El currículo de Casa Isolina tiene tela. Nada más y nada menos que un premio Nobel de Literatura es el encargado de inaugurar un volumen que Otero guarda como oro en paño. El célebre Camilo José Cela lo hace, eso sí, «con el paladar y el estómago agradecido», tal y como escribió de su puño y letra el 16 de junio de 1997. No es de extrañar. El escritor padronés se decía buen comedor y en Rianxo acostumbraba a pedir sardinas. «As máis grandes eran as súas favoritas. Gustábanlle moito máis que as xoubiñas», cuenta Otero, que todavía lo recuerda chupándose los dedos al acabarse el plato. «Mira que sempre lle ofrecía unha cunca con auga para lavar as mans, pero el prefería aproveitarlle todo», explica el dueño.

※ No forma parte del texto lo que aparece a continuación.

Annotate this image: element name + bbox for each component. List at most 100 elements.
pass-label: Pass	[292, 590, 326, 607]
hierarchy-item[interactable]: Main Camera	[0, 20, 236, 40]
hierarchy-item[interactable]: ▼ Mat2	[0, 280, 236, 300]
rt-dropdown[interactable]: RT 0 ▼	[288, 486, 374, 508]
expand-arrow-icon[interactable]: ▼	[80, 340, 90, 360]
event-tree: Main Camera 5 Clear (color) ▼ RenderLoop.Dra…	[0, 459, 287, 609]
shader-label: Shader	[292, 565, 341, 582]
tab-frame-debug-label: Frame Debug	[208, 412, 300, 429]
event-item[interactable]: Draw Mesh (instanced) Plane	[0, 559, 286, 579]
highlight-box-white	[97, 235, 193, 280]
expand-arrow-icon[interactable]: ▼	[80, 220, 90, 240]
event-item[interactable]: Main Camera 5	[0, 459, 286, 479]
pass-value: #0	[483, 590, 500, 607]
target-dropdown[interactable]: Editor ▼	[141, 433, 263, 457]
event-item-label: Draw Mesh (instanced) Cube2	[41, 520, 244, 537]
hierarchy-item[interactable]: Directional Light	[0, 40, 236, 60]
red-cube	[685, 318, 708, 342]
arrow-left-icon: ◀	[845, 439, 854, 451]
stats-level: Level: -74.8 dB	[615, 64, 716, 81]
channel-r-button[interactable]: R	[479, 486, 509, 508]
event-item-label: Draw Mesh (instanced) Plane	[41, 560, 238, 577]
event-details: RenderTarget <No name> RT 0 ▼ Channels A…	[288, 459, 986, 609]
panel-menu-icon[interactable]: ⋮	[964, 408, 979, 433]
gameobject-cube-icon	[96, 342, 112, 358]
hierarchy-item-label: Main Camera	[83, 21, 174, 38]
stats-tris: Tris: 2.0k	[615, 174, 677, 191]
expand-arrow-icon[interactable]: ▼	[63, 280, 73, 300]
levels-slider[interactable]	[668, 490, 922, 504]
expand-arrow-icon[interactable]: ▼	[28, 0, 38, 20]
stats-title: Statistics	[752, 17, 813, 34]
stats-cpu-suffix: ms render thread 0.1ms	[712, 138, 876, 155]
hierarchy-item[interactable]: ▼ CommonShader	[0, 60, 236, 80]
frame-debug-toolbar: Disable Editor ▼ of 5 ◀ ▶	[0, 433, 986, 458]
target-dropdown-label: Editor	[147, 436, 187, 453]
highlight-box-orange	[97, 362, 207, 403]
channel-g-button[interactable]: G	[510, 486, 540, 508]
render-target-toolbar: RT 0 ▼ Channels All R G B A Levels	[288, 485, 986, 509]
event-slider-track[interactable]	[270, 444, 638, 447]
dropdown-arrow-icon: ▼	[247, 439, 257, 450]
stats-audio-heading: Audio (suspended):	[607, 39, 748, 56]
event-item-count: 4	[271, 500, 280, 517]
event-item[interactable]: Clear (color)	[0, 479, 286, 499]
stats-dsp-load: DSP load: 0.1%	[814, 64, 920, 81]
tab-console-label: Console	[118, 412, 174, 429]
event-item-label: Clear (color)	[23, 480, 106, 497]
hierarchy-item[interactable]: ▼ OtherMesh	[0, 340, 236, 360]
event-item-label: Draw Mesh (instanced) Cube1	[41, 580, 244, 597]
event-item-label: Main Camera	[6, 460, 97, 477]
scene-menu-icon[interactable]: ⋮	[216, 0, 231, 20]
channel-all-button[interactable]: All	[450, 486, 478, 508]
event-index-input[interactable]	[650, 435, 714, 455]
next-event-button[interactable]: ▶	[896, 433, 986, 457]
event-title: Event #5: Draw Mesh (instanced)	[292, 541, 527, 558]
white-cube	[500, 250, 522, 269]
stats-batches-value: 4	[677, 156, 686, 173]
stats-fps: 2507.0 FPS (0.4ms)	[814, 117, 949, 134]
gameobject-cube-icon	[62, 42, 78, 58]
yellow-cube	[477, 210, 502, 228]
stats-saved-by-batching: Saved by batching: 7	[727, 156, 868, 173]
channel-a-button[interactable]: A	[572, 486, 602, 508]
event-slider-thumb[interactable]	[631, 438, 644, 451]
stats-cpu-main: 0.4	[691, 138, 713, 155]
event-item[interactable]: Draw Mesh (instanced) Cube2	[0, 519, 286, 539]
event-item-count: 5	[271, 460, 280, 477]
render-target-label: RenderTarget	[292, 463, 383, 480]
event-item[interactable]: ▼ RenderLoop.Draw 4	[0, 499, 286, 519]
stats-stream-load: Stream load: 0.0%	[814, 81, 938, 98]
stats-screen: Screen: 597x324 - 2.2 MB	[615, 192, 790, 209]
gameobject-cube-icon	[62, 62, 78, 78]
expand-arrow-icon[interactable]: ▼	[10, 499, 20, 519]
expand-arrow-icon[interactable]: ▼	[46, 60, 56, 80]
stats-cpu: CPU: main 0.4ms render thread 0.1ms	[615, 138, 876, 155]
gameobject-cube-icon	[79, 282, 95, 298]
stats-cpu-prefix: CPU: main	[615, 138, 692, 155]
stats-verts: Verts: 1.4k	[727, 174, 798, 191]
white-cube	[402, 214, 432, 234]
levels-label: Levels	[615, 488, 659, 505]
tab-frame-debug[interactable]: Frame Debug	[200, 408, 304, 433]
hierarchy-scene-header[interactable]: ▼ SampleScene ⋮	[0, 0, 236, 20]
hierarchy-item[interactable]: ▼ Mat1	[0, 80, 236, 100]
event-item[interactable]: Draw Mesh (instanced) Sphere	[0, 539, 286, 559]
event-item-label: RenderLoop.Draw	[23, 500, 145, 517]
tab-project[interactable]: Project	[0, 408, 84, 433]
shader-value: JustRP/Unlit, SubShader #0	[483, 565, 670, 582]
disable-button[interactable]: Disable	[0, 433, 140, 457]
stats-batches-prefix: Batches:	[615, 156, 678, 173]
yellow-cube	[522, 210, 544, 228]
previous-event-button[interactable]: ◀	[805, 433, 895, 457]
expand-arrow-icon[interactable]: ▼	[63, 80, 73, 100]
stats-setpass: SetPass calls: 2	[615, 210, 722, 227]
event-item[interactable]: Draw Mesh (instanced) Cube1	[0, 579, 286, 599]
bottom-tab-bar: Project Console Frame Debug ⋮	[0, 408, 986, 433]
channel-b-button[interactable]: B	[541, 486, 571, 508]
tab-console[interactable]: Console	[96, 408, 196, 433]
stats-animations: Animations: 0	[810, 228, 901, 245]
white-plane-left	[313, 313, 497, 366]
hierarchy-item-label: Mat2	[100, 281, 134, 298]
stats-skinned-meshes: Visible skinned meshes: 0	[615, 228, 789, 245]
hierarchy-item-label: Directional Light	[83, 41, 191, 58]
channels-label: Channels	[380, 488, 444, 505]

De amantes de los manjares salidos de la ría de Arousa está repleto este ya histórico libro de visitas. Entre ellos, Carlos Falcó, Marqués de Griñón, que visitó el establecimiento en el año 1999 y que lo calificó como «el templo del marisco y del pescado gallego». También el matrimonio formado por Norman Foster y Elena Ochoa quedó entusiasmado con la cocina de Casa Isolina, a quienes agradecieron un «memorable almuerzo y su cariñosa hospitalidad». El arquitecto británico incluso se animó a decorar su rúbrica con el dibujo de un pez.

El fútbol merece un capítulo a parte en este repaso por los comensales ilustres de Casa Isolina. Otero fue el cocinero de la Selección Española de Fútbol durante la Eurocopa del 2000. «Éranche moi comedoriños», afirma el taragoñés, que puede recitar de memoria la alineación titular de aquella competición. También guarda buenos recuerdos de los futbolistas del Compostela de Primera División, que elegían su restaurante para cenar los fines de semana que jugaban como locales. Pero si le preguntan por su futbolista predilecto no tiene dudas: Txiki Begiristain. «Con el sigo mantendo o contacto. Hai moito que non vén por aquí por motivos de traballo, pero todos os anos lle mando un bo lote de marisco», explica Otero.

Anecdotario

Pero la larga lista de celebridades no se acaba aquí. Con casi un siglo y medio de historia, las paredes del restaurante que ahora regenta José Manuel Otero han sido testigo de muchas anécdotas que darían para escribir largo y tendido, aunque el cocinero prefiere reservarse unas pocas en la intimidad. «Algún coñecido comentarista do corazón chegoume a dicir que lle estaban encantando as ostras con limón que lle servira, cando en realidade estaba a comer zamburiñas», cuenta riéndose.

Por sus mesas han pasado personalidades de todo signo político, desde Fraga Iribarne o Fernández Albor hasta Xosé Manuel Beiras; del mundo del espectáculo, como Luz Casal o Alejandro Amenábar; artistas de la talla del caricaturista Siro López -un ídolo para el cocinero- o el escultor alemán Bert Guerresheim; hasta históricos periodistas, como Miguel de la Quadra-Salcedo. Al propietario de Casa Isolina ya le queda poco para jubilarse: «Aguantarei un par de aniños máis, pero despois haberá que descansar, que xa me vai tocando». Como recuerdo de su trayectoria guardará un libro de visitas que cuenta casi tanto como sus platos.

Historia. A punto de cumplir el medio siglo a los mandos de los fogones de Casa Isolina, José Manuel Otero ha cocinado para una extensa lista de celebridades.

A la carta. En su libro de visitas hay rúbricas para todos los gustos. Están desde Fraga Iribarne o Carlos Falcó hasta De la Quadra-Salcedo.